《回答者》
◆総合診療科・外科
貴志川リハビリテーション病院
西村 和彦院長

 「むくみ」とは、医学的には「浮腫」と呼ばれ、血管内から周囲の皮下組織に水分が漏れ出して腫れた状態で、指で押すと痕が残ります。

 全身、片側下肢、両下肢、手や指だけなど、むくみが出る場所によって様々な原因が考えられます。いずれの場合も、的確な診断に基づいた治療を早めに受けることが肝心です。

 むくみに突然の胸痛や呼吸困難などを伴う時は、心不全や呼吸不全など重篤な病気が潜んでいる場合があり、救急外来や循環器・呼吸器内科の受診をすすめます。また、ケガを伴うなら、感染症から敗血症合併も考慮し、救急外来や外科、整形外科を受診して下さい。

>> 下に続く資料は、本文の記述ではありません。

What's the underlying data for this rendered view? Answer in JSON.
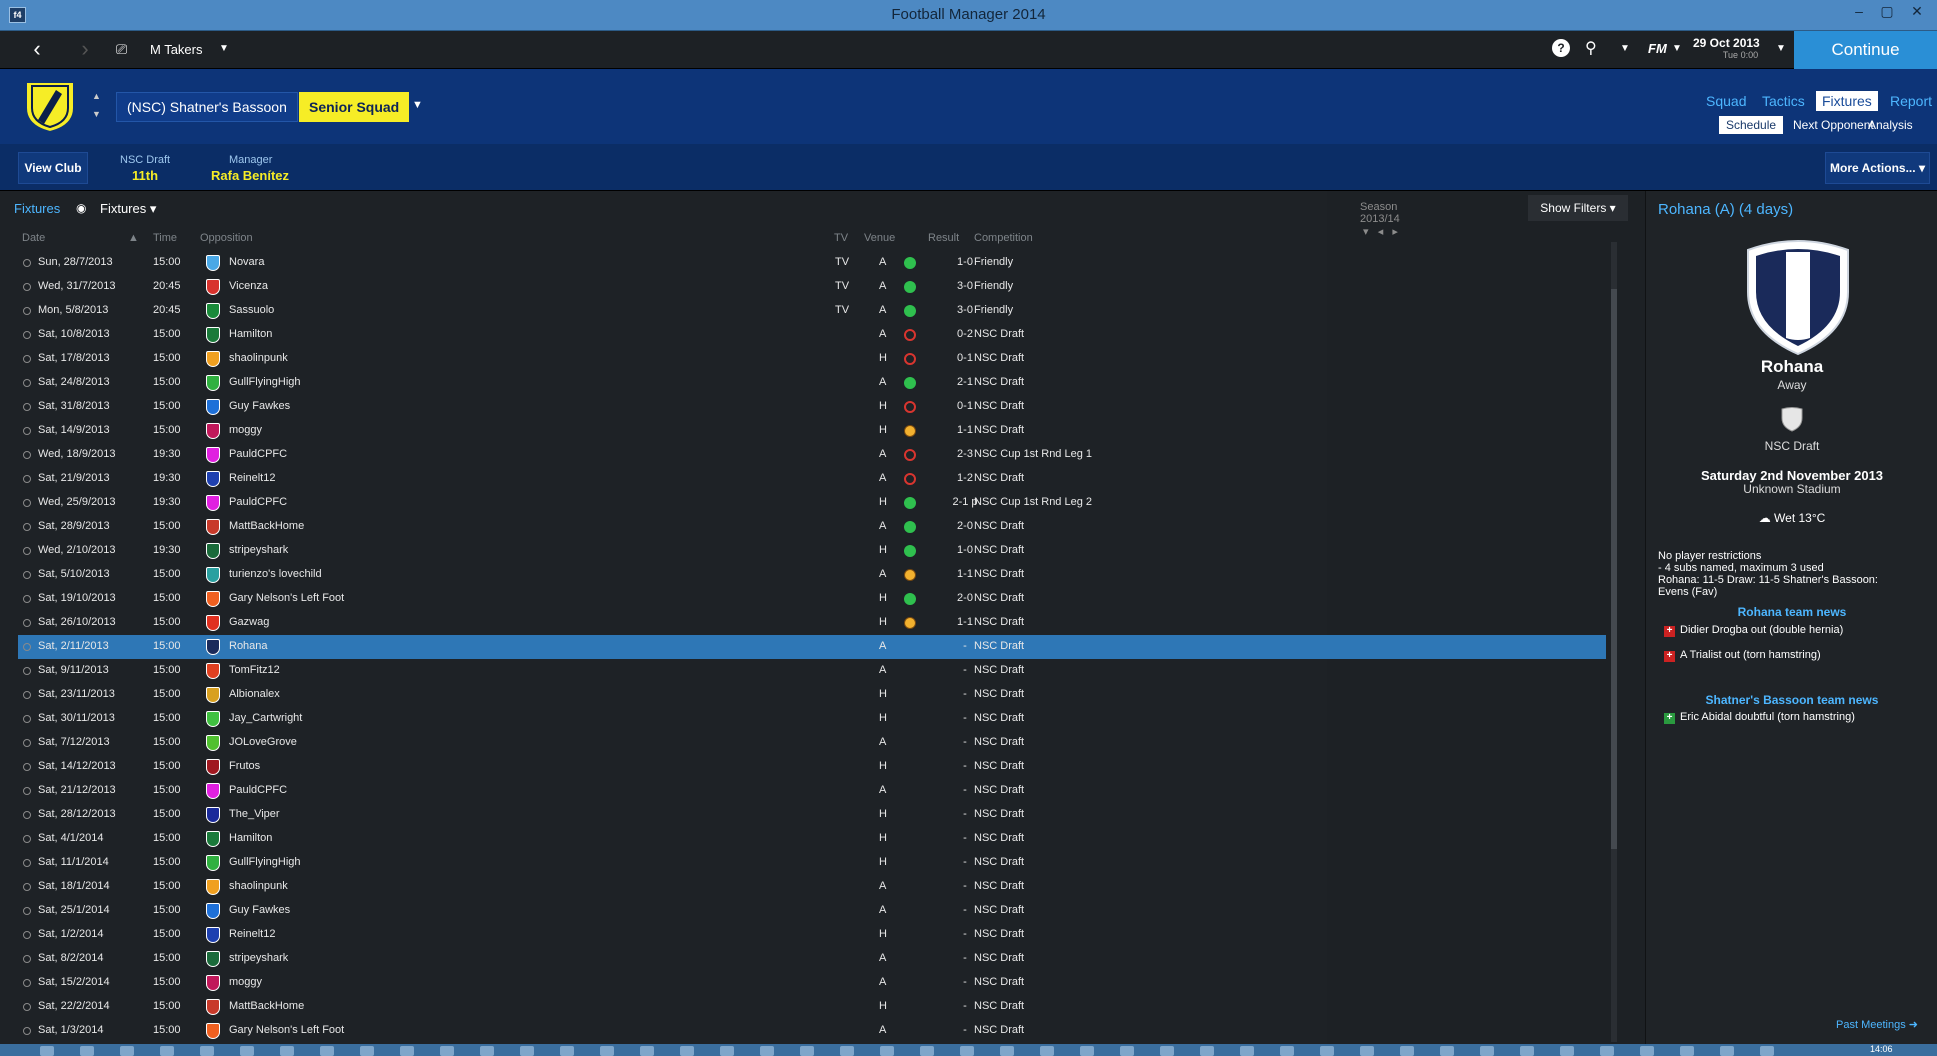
{
  "window": {
    "title": "Football Manager 2014",
    "app_icon": "fm-icon"
  },
  "topbar": {
    "manager": "M Takers",
    "date": "29 Oct 2013",
    "time": "Tue 0:00",
    "fm_label": "FM",
    "continue_label": "Continue"
  },
  "header": {
    "club_name": "(NSC) Shatner's Bassoon",
    "squad": "Senior Squad",
    "nav": [
      "Squad",
      "Tactics",
      "Fixtures",
      "Report"
    ],
    "subnav": [
      "Schedule",
      "Next Opponent",
      "Analysis"
    ],
    "view_club": "View Club",
    "league_label": "NSC Draft",
    "league_pos": "11th",
    "manager_label": "Manager",
    "manager_name": "Rafa Benítez",
    "more_actions": "More Actions..."
  },
  "fixtures": {
    "breadcrumb": "Fixtures",
    "tab": "Fixtures",
    "season": "Season 2013/14",
    "show_filters": "Show Filters",
    "columns": [
      "Date",
      "Time",
      "Opposition",
      "TV",
      "Venue",
      "Result",
      "Competition"
    ],
    "rows": [
      {
        "date": "Sun, 28/7/2013",
        "time": "15:00",
        "opp": "Novara",
        "tv": "TV",
        "venue": "A",
        "res": "1-0",
        "outcome": "win",
        "comp": "Friendly",
        "color": "#4aa8e6"
      },
      {
        "date": "Wed, 31/7/2013",
        "time": "20:45",
        "opp": "Vicenza",
        "tv": "TV",
        "venue": "A",
        "res": "3-0",
        "outcome": "win",
        "comp": "Friendly",
        "color": "#d8322d"
      },
      {
        "date": "Mon, 5/8/2013",
        "time": "20:45",
        "opp": "Sassuolo",
        "tv": "TV",
        "venue": "A",
        "res": "3-0",
        "outcome": "win",
        "comp": "Friendly",
        "color": "#1a8a3a"
      },
      {
        "date": "Sat, 10/8/2013",
        "time": "15:00",
        "opp": "Hamilton",
        "tv": "",
        "venue": "A",
        "res": "0-2",
        "outcome": "loss",
        "comp": "NSC Draft",
        "color": "#1a7a3a"
      },
      {
        "date": "Sat, 17/8/2013",
        "time": "15:00",
        "opp": "shaolinpunk",
        "tv": "",
        "venue": "H",
        "res": "0-1",
        "outcome": "loss",
        "comp": "NSC Draft",
        "color": "#f0a020"
      },
      {
        "date": "Sat, 24/8/2013",
        "time": "15:00",
        "opp": "GullFlyingHigh",
        "tv": "",
        "venue": "A",
        "res": "2-1",
        "outcome": "win",
        "comp": "NSC Draft",
        "color": "#30b040"
      },
      {
        "date": "Sat, 31/8/2013",
        "time": "15:00",
        "opp": "Guy Fawkes",
        "tv": "",
        "venue": "H",
        "res": "0-1",
        "outcome": "loss",
        "comp": "NSC Draft",
        "color": "#1e70d8"
      },
      {
        "date": "Sat, 14/9/2013",
        "time": "15:00",
        "opp": "moggy",
        "tv": "",
        "venue": "H",
        "res": "1-1",
        "outcome": "draw",
        "comp": "NSC Draft",
        "color": "#c0185a"
      },
      {
        "date": "Wed, 18/9/2013",
        "time": "19:30",
        "opp": "PauldCPFC",
        "tv": "",
        "venue": "A",
        "res": "2-3",
        "outcome": "loss",
        "comp": "NSC Cup 1st Rnd Leg 1",
        "color": "#e020e0"
      },
      {
        "date": "Sat, 21/9/2013",
        "time": "19:30",
        "opp": "Reinelt12",
        "tv": "",
        "venue": "A",
        "res": "1-2",
        "outcome": "loss",
        "comp": "NSC Draft",
        "color": "#1e40b0"
      },
      {
        "date": "Wed, 25/9/2013",
        "time": "19:30",
        "opp": "PauldCPFC",
        "tv": "",
        "venue": "H",
        "res": "2-1 p",
        "outcome": "win",
        "comp": "NSC Cup 1st Rnd Leg 2",
        "color": "#e020e0"
      },
      {
        "date": "Sat, 28/9/2013",
        "time": "15:00",
        "opp": "MattBackHome",
        "tv": "",
        "venue": "A",
        "res": "2-0",
        "outcome": "win",
        "comp": "NSC Draft",
        "color": "#c83a2a"
      },
      {
        "date": "Wed, 2/10/2013",
        "time": "19:30",
        "opp": "stripeyshark",
        "tv": "",
        "venue": "H",
        "res": "1-0",
        "outcome": "win",
        "comp": "NSC Draft",
        "color": "#1a6a3a"
      },
      {
        "date": "Sat, 5/10/2013",
        "time": "15:00",
        "opp": "turienzo's lovechild",
        "tv": "",
        "venue": "A",
        "res": "1-1",
        "outcome": "draw",
        "comp": "NSC Draft",
        "color": "#2aa0a0"
      },
      {
        "date": "Sat, 19/10/2013",
        "time": "15:00",
        "opp": "Gary Nelson's Left Foot",
        "tv": "",
        "venue": "H",
        "res": "2-0",
        "outcome": "win",
        "comp": "NSC Draft",
        "color": "#f06020"
      },
      {
        "date": "Sat, 26/10/2013",
        "time": "15:00",
        "opp": "Gazwag",
        "tv": "",
        "venue": "H",
        "res": "1-1",
        "outcome": "draw",
        "comp": "NSC Draft",
        "color": "#e03020"
      },
      {
        "date": "Sat, 2/11/2013",
        "time": "15:00",
        "opp": "Rohana",
        "tv": "",
        "venue": "A",
        "res": "-",
        "outcome": "",
        "comp": "NSC Draft",
        "color": "#1a2a5a"
      },
      {
        "date": "Sat, 9/11/2013",
        "time": "15:00",
        "opp": "TomFitz12",
        "tv": "",
        "venue": "A",
        "res": "-",
        "outcome": "",
        "comp": "NSC Draft",
        "color": "#e04020"
      },
      {
        "date": "Sat, 23/11/2013",
        "time": "15:00",
        "opp": "Albionalex",
        "tv": "",
        "venue": "H",
        "res": "-",
        "outcome": "",
        "comp": "NSC Draft",
        "color": "#d8a020"
      },
      {
        "date": "Sat, 30/11/2013",
        "time": "15:00",
        "opp": "Jay_Cartwright",
        "tv": "",
        "venue": "H",
        "res": "-",
        "outcome": "",
        "comp": "NSC Draft",
        "color": "#40c040"
      },
      {
        "date": "Sat, 7/12/2013",
        "time": "15:00",
        "opp": "JOLoveGrove",
        "tv": "",
        "venue": "A",
        "res": "-",
        "outcome": "",
        "comp": "NSC Draft",
        "color": "#50c030"
      },
      {
        "date": "Sat, 14/12/2013",
        "time": "15:00",
        "opp": "Frutos",
        "tv": "",
        "venue": "H",
        "res": "-",
        "outcome": "",
        "comp": "NSC Draft",
        "color": "#a01820"
      },
      {
        "date": "Sat, 21/12/2013",
        "time": "15:00",
        "opp": "PauldCPFC",
        "tv": "",
        "venue": "A",
        "res": "-",
        "outcome": "",
        "comp": "NSC Draft",
        "color": "#e020e0"
      },
      {
        "date": "Sat, 28/12/2013",
        "time": "15:00",
        "opp": "The_Viper",
        "tv": "",
        "venue": "H",
        "res": "-",
        "outcome": "",
        "comp": "NSC Draft",
        "color": "#1a2a9a"
      },
      {
        "date": "Sat, 4/1/2014",
        "time": "15:00",
        "opp": "Hamilton",
        "tv": "",
        "venue": "H",
        "res": "-",
        "outcome": "",
        "comp": "NSC Draft",
        "color": "#1a7a3a"
      },
      {
        "date": "Sat, 11/1/2014",
        "time": "15:00",
        "opp": "GullFlyingHigh",
        "tv": "",
        "venue": "H",
        "res": "-",
        "outcome": "",
        "comp": "NSC Draft",
        "color": "#30b040"
      },
      {
        "date": "Sat, 18/1/2014",
        "time": "15:00",
        "opp": "shaolinpunk",
        "tv": "",
        "venue": "A",
        "res": "-",
        "outcome": "",
        "comp": "NSC Draft",
        "color": "#f0a020"
      },
      {
        "date": "Sat, 25/1/2014",
        "time": "15:00",
        "opp": "Guy Fawkes",
        "tv": "",
        "venue": "A",
        "res": "-",
        "outcome": "",
        "comp": "NSC Draft",
        "color": "#1e70d8"
      },
      {
        "date": "Sat, 1/2/2014",
        "time": "15:00",
        "opp": "Reinelt12",
        "tv": "",
        "venue": "H",
        "res": "-",
        "outcome": "",
        "comp": "NSC Draft",
        "color": "#1e40b0"
      },
      {
        "date": "Sat, 8/2/2014",
        "time": "15:00",
        "opp": "stripeyshark",
        "tv": "",
        "venue": "A",
        "res": "-",
        "outcome": "",
        "comp": "NSC Draft",
        "color": "#1a6a3a"
      },
      {
        "date": "Sat, 15/2/2014",
        "time": "15:00",
        "opp": "moggy",
        "tv": "",
        "venue": "A",
        "res": "-",
        "outcome": "",
        "comp": "NSC Draft",
        "color": "#c0185a"
      },
      {
        "date": "Sat, 22/2/2014",
        "time": "15:00",
        "opp": "MattBackHome",
        "tv": "",
        "venue": "H",
        "res": "-",
        "outcome": "",
        "comp": "NSC Draft",
        "color": "#c83a2a"
      },
      {
        "date": "Sat, 1/3/2014",
        "time": "15:00",
        "opp": "Gary Nelson's Left Foot",
        "tv": "",
        "venue": "A",
        "res": "-",
        "outcome": "",
        "comp": "NSC Draft",
        "color": "#f06020"
      }
    ],
    "selected_index": 16
  },
  "side": {
    "header": "Rohana (A) (4 days)",
    "club": "Rohana",
    "venue": "Away",
    "competition": "NSC Draft",
    "match_date": "Saturday 2nd November 2013",
    "stadium": "Unknown Stadium",
    "weather": "Wet 13°C",
    "restrictions": [
      "No player restrictions",
      "- 4 subs named, maximum 3 used",
      "Rohana: 11-5 Draw: 11-5 Shatner's Bassoon:",
      "Evens (Fav)"
    ],
    "opp_news_header": "Rohana team news",
    "opp_news": [
      "Didier Drogba out (double hernia)",
      "A Trialist out (torn hamstring)"
    ],
    "own_news_header": "Shatner's Bassoon team news",
    "own_news": [
      "Eric Abidal doubtful (torn hamstring)"
    ],
    "past_meetings": "Past Meetings ➜"
  },
  "taskbar": {
    "clock": "14:06"
  }
}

 一方、日常生活にも、むくみを引き起こす要因があります。

 水分や塩分、アルコール飲料の摂り過ぎのほか、運動不足、立ち仕事、同じ姿勢をとり続ける車や飛行機での長距離移動でも、むくみが生じることがあります。車などの狭い座席に長時間座っていると、血行不良によって血液が固まりやすくなる、いわゆるエコノミークラス症候群に注意が必要です。血栓防止のため、こまめに水分を摂取すると同時に、足にできた血栓が肺や心臓・脳の血管で詰まらないよう、下肢を意識して動かすと良いでしょう。